Victory Stride: The Symphonic Music of
James P. Johnson; The Concordia Orchestra; Marin Alsop, Conductor; Music Masters 67140 (1994)
James Price Johnson (1894-1955) is featured at AfriClassical.com
Marin Alsop
My first encounter with the name James P. Johnson was a fleeting reference to the composer in a liner note for a Gershwin
recording, but it was enough to pique my curiosity. I contacted Robert
Kimball, the author of the notes, and he gave me some intriguing
background on Johnson.
In addition to composing the singular
piece of music that came to symbolize the 1920s in America, "The
Charleston," Johnson aspired to compose music for symphony orchestra and
had actually written several orchestral pieces that were premiered at
Carnegie Hall in the early 1940s. I was beyond eager to get my hands on
that music, but Kimball was quite discouraging. He told me that all of
the parts and scores were long gone; there was no existing recording of
the Carnegie Hall event, and there was no chance that I could find that
music. He said many people had tried unsuccessfully over the years. Little did he know that "can't" is my four-letter motivator!
I
became obsessed with James P. Johnson, and my quest to find, restore
and revive his orchestral music led me — along with my dear friend and
willing collaborator Leslie Stifelman (currently music director of Chicago on Broadway) — on a six-year odyssey in search of Johnsons' long-lost orchestral music.

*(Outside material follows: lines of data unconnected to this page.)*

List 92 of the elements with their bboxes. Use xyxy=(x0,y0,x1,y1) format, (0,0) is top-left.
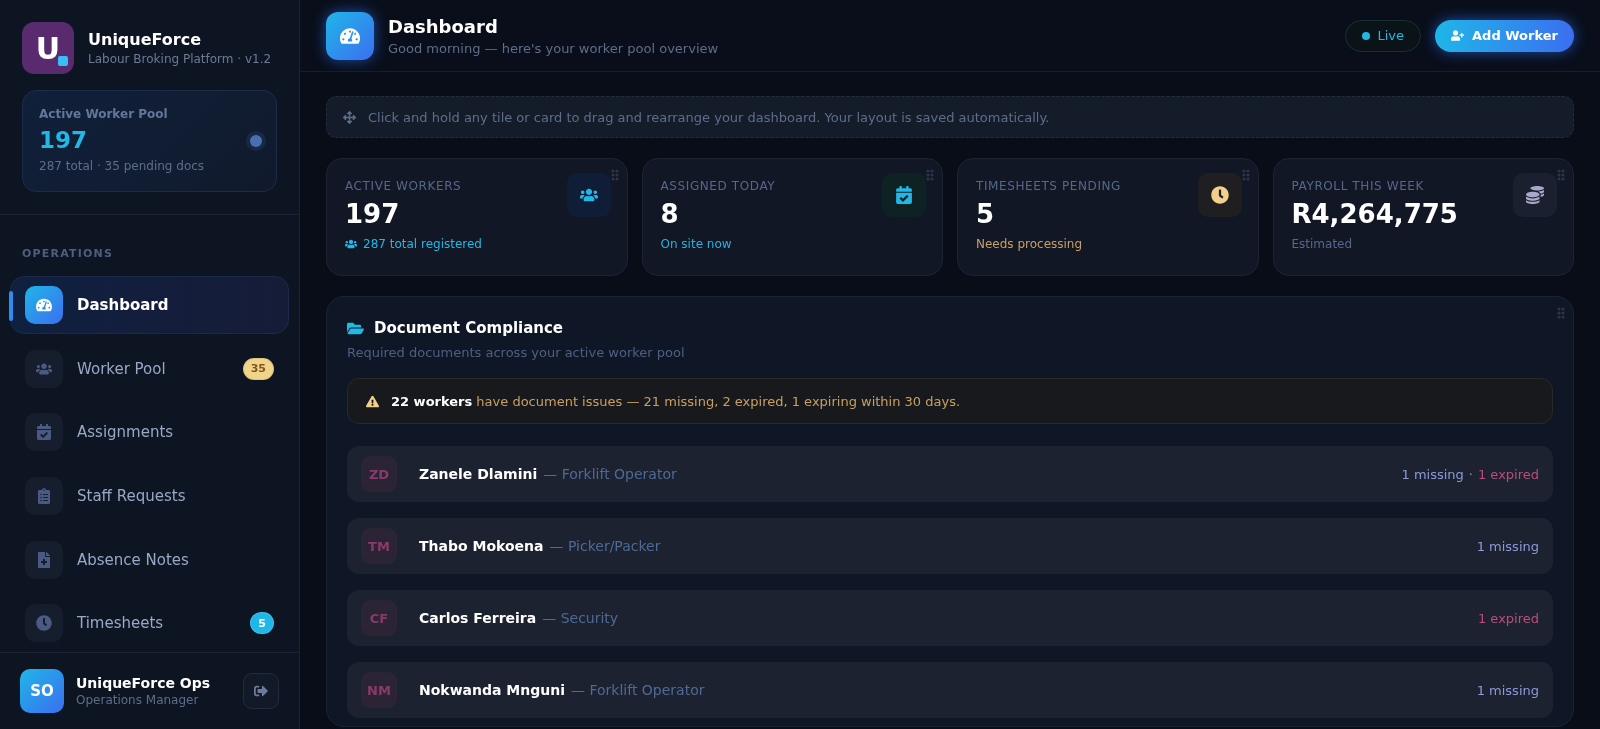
stat-card[interactable]: ACTIVE WORKERS 197 287 total registered xyxy=(326,158,628,276)
user-plus-icon xyxy=(1451,29,1465,42)
nav-item[interactable]: Worker Pool 35 xyxy=(10,339,289,398)
user-avatar: SO xyxy=(20,669,64,713)
calendar-check-icon xyxy=(25,413,63,452)
nav-item[interactable]: Absence Notes xyxy=(10,530,289,589)
stat-label: ACTIVE WORKERS xyxy=(345,179,463,193)
hint-text: Click and hold any tile or card to drag and rearrange your dashboard. Your layout is saved automatically. xyxy=(368,109,1050,125)
worker-row[interactable]: NM Nokwanda Mnguni — Forklift Operator 1 missing xyxy=(347,662,1553,718)
live-indicator: Live xyxy=(1344,19,1422,52)
worker-name: Zanele Dlamini xyxy=(419,466,538,482)
worker-row[interactable]: ZD Zanele Dlamini — Forklift Operator 1 missing · 1 expired xyxy=(347,446,1553,502)
page-subtitle: Good morning — here's your worker pool overview xyxy=(388,40,719,56)
stat-label: PAYROLL THIS WEEK xyxy=(1291,179,1425,193)
drag-handle-icon[interactable] xyxy=(926,169,934,181)
stat-note: Estimated xyxy=(1291,237,1354,251)
worker-row[interactable]: CF Carlos Ferreira — Security 1 expired xyxy=(347,590,1553,646)
nav-label: Absence Notes xyxy=(77,550,190,569)
pool-detail: 287 total · 35 pending docs xyxy=(39,159,206,173)
clock-icon xyxy=(25,604,63,643)
stat-note: Needs processing xyxy=(976,237,1084,251)
warning-icon xyxy=(366,394,379,408)
drag-handle-icon[interactable] xyxy=(1557,307,1565,319)
stat-value: 8 xyxy=(660,199,680,229)
stat-note: On site now xyxy=(660,237,733,251)
initials-avatar: TM xyxy=(361,528,397,564)
worker-row[interactable]: TM Thabo Mokoena — Picker/Packer 1 missing xyxy=(347,518,1553,574)
users-icon xyxy=(566,173,611,217)
stat-card[interactable]: TIMESHEETS PENDING 5 Needs processing xyxy=(957,158,1259,276)
nav-item[interactable]: Staff Requests xyxy=(10,467,289,525)
count-badge: 5 xyxy=(250,612,274,635)
nav-item[interactable]: Timesheets 5 xyxy=(10,594,289,652)
users-icon xyxy=(25,349,63,388)
warning-text: 22 workers have document issues — 21 missing, 2 expired, 1 expiring within 30 days. xyxy=(391,393,961,409)
issue-count: 1 expired xyxy=(1477,610,1539,626)
page-title: Dashboard xyxy=(388,15,499,37)
stat-card[interactable]: PAYROLL THIS WEEK R4,264,775 Estimated xyxy=(1272,158,1574,276)
nav-label: Timesheets xyxy=(77,614,165,633)
clipboard-icon xyxy=(25,476,63,515)
move-icon xyxy=(343,110,356,124)
separator: · xyxy=(1468,466,1473,482)
brand-subtitle: Labour Broking Platform · v1.2 xyxy=(88,52,272,66)
drag-handle-icon[interactable] xyxy=(1241,169,1250,181)
issue-count: 1 missing xyxy=(1476,538,1539,554)
gauge-icon xyxy=(326,11,374,60)
stat-value: 5 xyxy=(976,199,996,229)
users-icon xyxy=(345,238,357,250)
issue-count: 1 missing xyxy=(1476,682,1539,698)
stat-label: TIMESHEETS PENDING xyxy=(976,179,1123,193)
stat-note: 287 total registered xyxy=(345,237,609,251)
count-badge: 35 xyxy=(242,357,274,380)
drag-handle-icon[interactable] xyxy=(610,169,619,181)
logout-button[interactable] xyxy=(243,673,279,709)
nav-label: Assignments xyxy=(77,423,175,442)
issue-count: 1 missing xyxy=(1401,466,1464,482)
drag-handle-icon[interactable] xyxy=(1557,169,1565,181)
nav-label: Worker Pool xyxy=(77,359,167,378)
coins-icon xyxy=(1513,173,1557,217)
nav-label: Staff Requests xyxy=(77,486,187,505)
stat-value: 197 xyxy=(345,199,401,229)
initials-avatar: CF xyxy=(361,600,397,636)
add-worker-button[interactable]: Add Worker xyxy=(1435,19,1574,52)
file-plus-icon xyxy=(25,540,63,579)
nav-item[interactable]: Dashboard xyxy=(10,276,289,334)
worker-role: — Picker/Packer xyxy=(549,538,661,554)
worker-role: — Forklift Operator xyxy=(571,682,705,698)
section-heading: OPERATIONS xyxy=(21,247,115,262)
initials-avatar: NM xyxy=(361,672,397,708)
worker-name: Nokwanda Mnguni xyxy=(419,682,565,698)
worker-name: Thabo Mokoena xyxy=(419,538,544,554)
stat-label: ASSIGNED TODAY xyxy=(660,179,777,193)
stat-value: R4,264,775 xyxy=(1291,199,1459,229)
worker-role: — Security xyxy=(542,610,619,626)
nav-item[interactable]: Assignments xyxy=(10,403,289,461)
clock-icon xyxy=(1197,173,1242,217)
user-role: Operations Manager xyxy=(76,693,200,707)
gauge-icon xyxy=(25,285,63,324)
nav-label: Dashboard xyxy=(77,295,170,314)
issue-count: 1 expired xyxy=(1477,466,1539,482)
brand-name: UniqueForce xyxy=(88,30,203,49)
worker-name: Carlos Ferreira xyxy=(419,610,537,626)
panel-title: Document Compliance xyxy=(374,319,564,337)
pool-label: Active Worker Pool xyxy=(39,107,169,121)
worker-role: — Forklift Operator xyxy=(543,466,677,482)
app-logo: U xyxy=(22,22,74,74)
user-name: UniqueForce Ops xyxy=(76,675,211,691)
panel-subtitle: Required documents across your active worker pool xyxy=(347,345,686,360)
initials-avatar: ZD xyxy=(361,456,397,492)
stat-card[interactable]: ASSIGNED TODAY 8 On site now xyxy=(641,158,943,276)
pool-value: 197 xyxy=(39,127,87,153)
logout-icon xyxy=(254,684,268,698)
calendar-check-icon xyxy=(882,173,926,217)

Finding A Jazz Master's Lost Orchestral Music
My passion for that unique period in America's musical history,
when popular music and "serious" music collided and cross-pollinated to
create a whole new art form, drove me forward on my quest. The
possibility of discovering a missing musical link between Scott Joplin and Duke Ellington was too exciting a prospect to resist at least trying.
Johnson
had big aspirations to write "serious" symphonic music and join the
ranks of Gershwin. But being African-American in 1930s America meant
that you could only compose for popular venues, so Johnson wrote
numerous hit shows for black Broadway.
Johnson's piano roll of his hit tune "Carolina Shout" became
the measuring stick for every up-and-coming piano player. Duke
Ellington learned his fingerings from feeling along as Johnson's piano
roll played in slow motion, and Johnson himself blew everyone away in
"cutting contests" (the virtuosic piano-playing marathons) up until Art Tatum emerged on the scene.
Fortunately for Leslie and me, we teamed up with Scott Brown, a
medical student at Yale who was writing a biography on Johnson and
willingly joined our investigative hunt for his music. It was truly a
detective's challenge, especially in the days before the Internet.
Together we visited all of Johnson's surviving relatives, and eventually
gained their trust enough to be shown a treasure trove of memorabilia
stored in the attic of his daughter, Arceola Glover, in Riverside,
Calif.
After years of searching, the moment when she brought
out stacks of sheet music wrapped in plastic, preserved like an old
photo album, was unbelievable. We gently pawed through the yellowed
pages. This was the long-lost music from that Carnegie Hall concert!
While the music clearly needed attention — and some was obviously
missing — we could see its greatness and understood even more profoundly
the enormous talent of this great American creator.
We
painstakingly restored the scores and recopied all of the music in
preparation for performances at Lincoln Center, under the auspices of
the Lincoln Center jazz program at Avery Fisher Hall, and a recording
for the MusicMasters label (now reissued
on Nimbus). We have made all of the music available to orchestras for
performance and are incredibly proud to have played a part in preserving
this important piece of our shared American legacy.